I only discussed the format for the modern, jazz, and ballet technique dance finals last post. We have some sort of final in each class we take. This year, I also had pointe, classical partnering, and contemporary pas.
My pointe class meets twice a week, on Tuesday and Thursdays. (That doesn’t sound like a lot of pointe, I know, but you wear your shoes for rehearsals, partnering, variations, sometimes ballet technique…) During finals weeks, pointe class meets at its normal times. Since we have two teachers, we have two finals. We don’t memorize these finals like we do for ballet and modern — basically it is an ordinary class, except the professors take notes in a sinister, wide-ruled, spiral notebook.
The classical partnering class meets on Wednesdays, and we had our final the week before the week of Nutcracker runthroughs, which was the week before Thanksgiving Break, which is the week before the show. In the dance department, November and December are dictated by the performance schedule.
Our pas final is usually half of a pas de deux we’ve been practicing for the last two or three class periods. I’ve done the first and second halves of Diana and Acteon, the first part of Don Q (up until 3 min in the video below), and the first half of The Sleeping Beauty wedding pas. We go in groups of two pairs, and we’re graded on our performances.
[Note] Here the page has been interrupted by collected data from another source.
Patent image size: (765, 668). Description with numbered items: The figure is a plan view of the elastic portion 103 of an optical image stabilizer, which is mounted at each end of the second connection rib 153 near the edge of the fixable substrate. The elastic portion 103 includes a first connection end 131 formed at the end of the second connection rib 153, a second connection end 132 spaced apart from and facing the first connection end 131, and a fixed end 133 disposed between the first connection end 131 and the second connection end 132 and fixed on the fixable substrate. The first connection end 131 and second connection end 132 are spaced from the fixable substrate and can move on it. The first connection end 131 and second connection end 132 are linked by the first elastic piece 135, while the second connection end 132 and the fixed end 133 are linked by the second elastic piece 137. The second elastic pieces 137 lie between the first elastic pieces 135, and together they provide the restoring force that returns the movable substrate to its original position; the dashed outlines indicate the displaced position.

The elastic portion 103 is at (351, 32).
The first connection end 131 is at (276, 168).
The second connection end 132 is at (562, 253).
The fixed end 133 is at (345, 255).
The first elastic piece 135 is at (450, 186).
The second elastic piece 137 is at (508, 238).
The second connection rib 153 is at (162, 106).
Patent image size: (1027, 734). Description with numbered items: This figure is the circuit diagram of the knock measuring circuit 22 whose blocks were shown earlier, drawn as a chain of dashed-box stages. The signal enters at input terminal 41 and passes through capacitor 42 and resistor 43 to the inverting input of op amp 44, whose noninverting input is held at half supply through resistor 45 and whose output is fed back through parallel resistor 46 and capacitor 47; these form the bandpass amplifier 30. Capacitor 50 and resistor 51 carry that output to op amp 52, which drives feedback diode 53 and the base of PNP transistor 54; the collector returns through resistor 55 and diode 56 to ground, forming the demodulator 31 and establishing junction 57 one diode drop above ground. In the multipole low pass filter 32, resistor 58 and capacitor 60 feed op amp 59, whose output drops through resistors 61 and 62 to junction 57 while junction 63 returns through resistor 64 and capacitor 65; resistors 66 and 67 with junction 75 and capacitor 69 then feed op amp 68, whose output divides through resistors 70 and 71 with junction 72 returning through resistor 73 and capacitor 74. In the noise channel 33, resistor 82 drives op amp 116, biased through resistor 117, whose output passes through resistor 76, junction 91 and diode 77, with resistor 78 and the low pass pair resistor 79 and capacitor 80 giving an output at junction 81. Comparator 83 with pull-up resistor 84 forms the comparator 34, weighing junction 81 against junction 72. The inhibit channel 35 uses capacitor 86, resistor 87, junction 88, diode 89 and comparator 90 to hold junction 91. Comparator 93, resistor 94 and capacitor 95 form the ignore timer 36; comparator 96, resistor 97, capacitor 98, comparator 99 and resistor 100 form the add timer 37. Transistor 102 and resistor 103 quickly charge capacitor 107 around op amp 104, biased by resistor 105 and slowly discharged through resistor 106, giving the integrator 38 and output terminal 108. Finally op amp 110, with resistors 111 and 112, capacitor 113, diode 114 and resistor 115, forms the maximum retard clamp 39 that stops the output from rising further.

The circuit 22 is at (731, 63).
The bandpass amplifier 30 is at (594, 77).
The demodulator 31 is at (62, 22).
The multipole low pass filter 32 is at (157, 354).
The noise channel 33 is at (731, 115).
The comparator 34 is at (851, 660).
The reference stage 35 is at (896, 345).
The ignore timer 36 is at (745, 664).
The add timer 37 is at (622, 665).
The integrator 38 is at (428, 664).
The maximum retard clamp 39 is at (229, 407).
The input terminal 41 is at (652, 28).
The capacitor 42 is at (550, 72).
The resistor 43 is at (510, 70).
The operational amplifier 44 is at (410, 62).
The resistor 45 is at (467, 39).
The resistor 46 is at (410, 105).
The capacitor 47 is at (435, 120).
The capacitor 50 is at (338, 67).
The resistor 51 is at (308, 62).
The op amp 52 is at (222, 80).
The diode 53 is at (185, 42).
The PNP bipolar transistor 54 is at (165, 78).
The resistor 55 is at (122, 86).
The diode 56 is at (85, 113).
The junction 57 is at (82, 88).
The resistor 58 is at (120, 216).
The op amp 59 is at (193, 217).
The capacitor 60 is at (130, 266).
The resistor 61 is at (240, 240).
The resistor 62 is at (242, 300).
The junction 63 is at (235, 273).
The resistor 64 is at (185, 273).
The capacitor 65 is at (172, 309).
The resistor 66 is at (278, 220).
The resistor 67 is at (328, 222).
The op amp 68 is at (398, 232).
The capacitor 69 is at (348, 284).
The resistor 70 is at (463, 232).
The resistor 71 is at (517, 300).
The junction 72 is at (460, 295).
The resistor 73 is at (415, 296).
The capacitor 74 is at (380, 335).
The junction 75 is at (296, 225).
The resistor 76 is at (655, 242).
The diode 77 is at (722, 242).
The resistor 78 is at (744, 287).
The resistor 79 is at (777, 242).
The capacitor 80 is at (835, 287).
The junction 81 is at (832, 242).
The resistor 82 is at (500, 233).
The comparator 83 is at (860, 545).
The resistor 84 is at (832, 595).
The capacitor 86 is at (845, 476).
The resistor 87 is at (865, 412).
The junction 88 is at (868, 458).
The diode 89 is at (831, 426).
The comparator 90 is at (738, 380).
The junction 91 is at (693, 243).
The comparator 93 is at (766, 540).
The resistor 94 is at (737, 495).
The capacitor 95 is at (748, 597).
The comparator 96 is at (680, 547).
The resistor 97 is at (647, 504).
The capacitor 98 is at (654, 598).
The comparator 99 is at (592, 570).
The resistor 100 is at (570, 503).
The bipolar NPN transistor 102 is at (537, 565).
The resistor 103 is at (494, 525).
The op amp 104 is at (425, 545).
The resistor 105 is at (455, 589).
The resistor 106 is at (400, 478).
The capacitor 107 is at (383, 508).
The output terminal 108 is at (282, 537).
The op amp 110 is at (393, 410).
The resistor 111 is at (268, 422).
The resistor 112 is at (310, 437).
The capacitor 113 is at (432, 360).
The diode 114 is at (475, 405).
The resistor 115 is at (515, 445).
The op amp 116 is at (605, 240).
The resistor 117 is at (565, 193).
For contemporary partnering, we learned six short pas from Nacho Duato’s Na Floresta. The last two classes, the professor assigned each couple one pas at random and taped us performing the entire chunk, couple by couple. I love Duato’s choreography. It feels so organic; it’s detailed, yet free, restrained at the same time it gives itself in abandon. This sounds super cheesy, but it’s the best way I can describe it. I’m so excited we are performing his Por Vos Muero during this year’s Midwinter Dance Festival.
And those were some of my dance finals.